Deutschland wird im Anschluß an unser Treffen den Vorsitz im Ministerkomitee des Europarates übernehmen. Wir wollen und werden als Vorsitz die Anstrengungen des Europarates unterstützen, den neuen Mitgliedstaaten aus Mittel-, Ost- und Südosteuropa beim Ausbau ihrer demokratischen und pluralistischen Strukturen zu helfen. Dies haben wir den Menschen dort in den Jahren der kommunistischen Zwangsherrschaft immer versprochen. Dieses Versprechen müssen wir jetzt - ungeachtet aller eigenen Probleme - einlösen.

Dem Europarat fällt mit seiner Tradition auf dem Gebiet des Menschenrechtsschutzes und der justitiellen Zusammenarbeit eine Schlüsselrolle in diesem Bereich zu. Seine erfolgreiche Arbeit bei der Entwicklung gesamteuropäischer Rechtsnormen und Standards ist ein festes Fundament des demokratischen Europas.

Meine Damen und Herren, das gemeinsame kulturelle Erbe in Europa ist ein Band, das unseren Kontinent zusammenschließt. Ich finde es gut, daß der Europarat sich besonders auch für die Stärkung der kulturellen Dimension der europäischen Einigung einsetzt. Der kulturelle Reichtum Europas drückt sich in der Vielfalt seiner Sprachen aus. Zu den in Europa am häufigsten verwandten Sprachen zählt auch die deutsche Sprache. Ich begrüße daher die jüngsten Entscheidungen des Europarates, die einen stärkeren Einsatz der deutschen Sprache ermöglichen.
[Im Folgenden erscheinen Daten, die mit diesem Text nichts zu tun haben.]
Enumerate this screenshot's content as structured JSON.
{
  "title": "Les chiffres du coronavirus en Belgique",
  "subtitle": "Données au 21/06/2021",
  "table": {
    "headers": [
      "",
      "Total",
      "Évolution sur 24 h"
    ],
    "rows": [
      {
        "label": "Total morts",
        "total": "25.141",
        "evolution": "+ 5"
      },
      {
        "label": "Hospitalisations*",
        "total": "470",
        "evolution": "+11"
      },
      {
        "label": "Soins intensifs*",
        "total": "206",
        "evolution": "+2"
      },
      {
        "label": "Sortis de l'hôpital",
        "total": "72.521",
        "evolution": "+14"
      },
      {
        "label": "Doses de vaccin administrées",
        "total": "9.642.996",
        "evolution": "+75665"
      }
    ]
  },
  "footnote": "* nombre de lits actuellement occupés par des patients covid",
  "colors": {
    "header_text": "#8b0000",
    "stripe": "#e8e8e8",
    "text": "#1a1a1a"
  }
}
Frieden und Freiheit, Demokratie und soziale Stabilität können im vereinten Europa nur durch intensive Zusammenarbeit und unermüdliches Engagement auf Dauer gesichert werden. In zwei Jahren feiert der Europarat sein 50. Gründungsjubiläum. Er hat von Anfang an für das Zusammenwachsen unseres Kontinents eine wichtige Rolle gespielt. Sein Beitrag ist gerade heute - nach dem Ende des Ost-West-Konflikts und an der Schwelle zum 21. Jahrhundert - für den Bau des gemeinsamen europäischen Hauses wichtiger denn je.

Lassen Sie uns hierfür entschlossen weiter arbeiten. Am Ende dieses Jahrhunderts, das so viel Not und Leid sah, ist dies eine große Hoffnung für die nächste Generation. Wir sollten in diesem Sinne unsere Pflicht tun.

 

Quelle: Bulletin der Bundesregierung. Nr. 86. 3. November 1997.